Buddhist temple in Nanjing, China

Qingliang Temple (清涼寺 (Qīngliáng Sì)), also known as Stone Cooling Bodhimaṇḍa, literally means "cooling temple". The temple is located in Qingliangshan Park in the west of Nanjing City, Jiangsu, China.

==History==
The temple was formerly known as the Xingjiao Temple and was built by Xu Wen during the Yang Wu of the Five Dynasties and Ten Kingdoms period. In the first year of the Southern Tang dynasty (937), Li Jing (the second ruler of Southern Tang) spent the summer at this place and modified the name of the temple to "Stone Cooling Bodhimaṇḍa".

Later, Li Yu (the third and last ruler of Southern Tang) left an inscription of "Deqing Hall" (德慶堂). Monk Wenyi resided in this temple and built the Fayan school (法眼宗 (Fǎyǎn Zōng)).
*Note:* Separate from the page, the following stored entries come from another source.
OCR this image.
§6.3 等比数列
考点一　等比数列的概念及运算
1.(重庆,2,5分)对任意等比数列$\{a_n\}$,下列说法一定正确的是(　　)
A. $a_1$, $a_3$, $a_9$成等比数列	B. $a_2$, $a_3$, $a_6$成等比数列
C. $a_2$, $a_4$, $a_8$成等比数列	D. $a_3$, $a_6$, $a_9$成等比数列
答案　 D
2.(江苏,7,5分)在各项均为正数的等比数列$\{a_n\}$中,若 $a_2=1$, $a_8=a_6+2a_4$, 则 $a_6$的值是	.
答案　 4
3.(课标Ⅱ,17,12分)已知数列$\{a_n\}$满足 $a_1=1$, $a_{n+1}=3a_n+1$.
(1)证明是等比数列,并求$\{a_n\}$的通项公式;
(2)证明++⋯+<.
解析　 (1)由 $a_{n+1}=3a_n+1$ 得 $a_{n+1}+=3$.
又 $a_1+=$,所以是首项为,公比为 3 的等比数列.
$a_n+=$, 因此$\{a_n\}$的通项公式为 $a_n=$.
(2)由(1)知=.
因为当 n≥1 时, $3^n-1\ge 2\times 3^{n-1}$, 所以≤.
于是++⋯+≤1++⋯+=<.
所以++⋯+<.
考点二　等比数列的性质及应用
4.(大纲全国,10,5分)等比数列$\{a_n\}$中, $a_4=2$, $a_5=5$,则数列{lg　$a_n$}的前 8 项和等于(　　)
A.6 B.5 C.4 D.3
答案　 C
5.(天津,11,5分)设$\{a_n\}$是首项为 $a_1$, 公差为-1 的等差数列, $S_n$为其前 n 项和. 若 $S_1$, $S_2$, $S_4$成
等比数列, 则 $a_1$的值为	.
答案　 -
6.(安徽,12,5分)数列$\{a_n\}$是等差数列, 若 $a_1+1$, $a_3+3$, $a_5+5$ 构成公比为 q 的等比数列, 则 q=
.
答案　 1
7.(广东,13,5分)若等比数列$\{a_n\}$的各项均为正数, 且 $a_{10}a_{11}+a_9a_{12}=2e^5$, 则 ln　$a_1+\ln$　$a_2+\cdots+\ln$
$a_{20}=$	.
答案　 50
The temple was rebuilt in 980 during the Northern Song dynasty. In 1402, it was rebuilt by the Yongle Emperor of the Ming dynasty and was renamed "Qingliang Temple." After the Taiping Heavenly Kingdom, Second Sino-Japanese War, Cultural Revolution and other catastrophic damages. The temple was renovated in 2003 and opened in 2009.

==See also==
- Qingliangshan Park
- Stone City, adjacent to Qingliangshan Park

==Notes==
1. The Fayan school was one of the Five Houses of Chán, the major schools of Chinese Chán during the later Tang dynasty.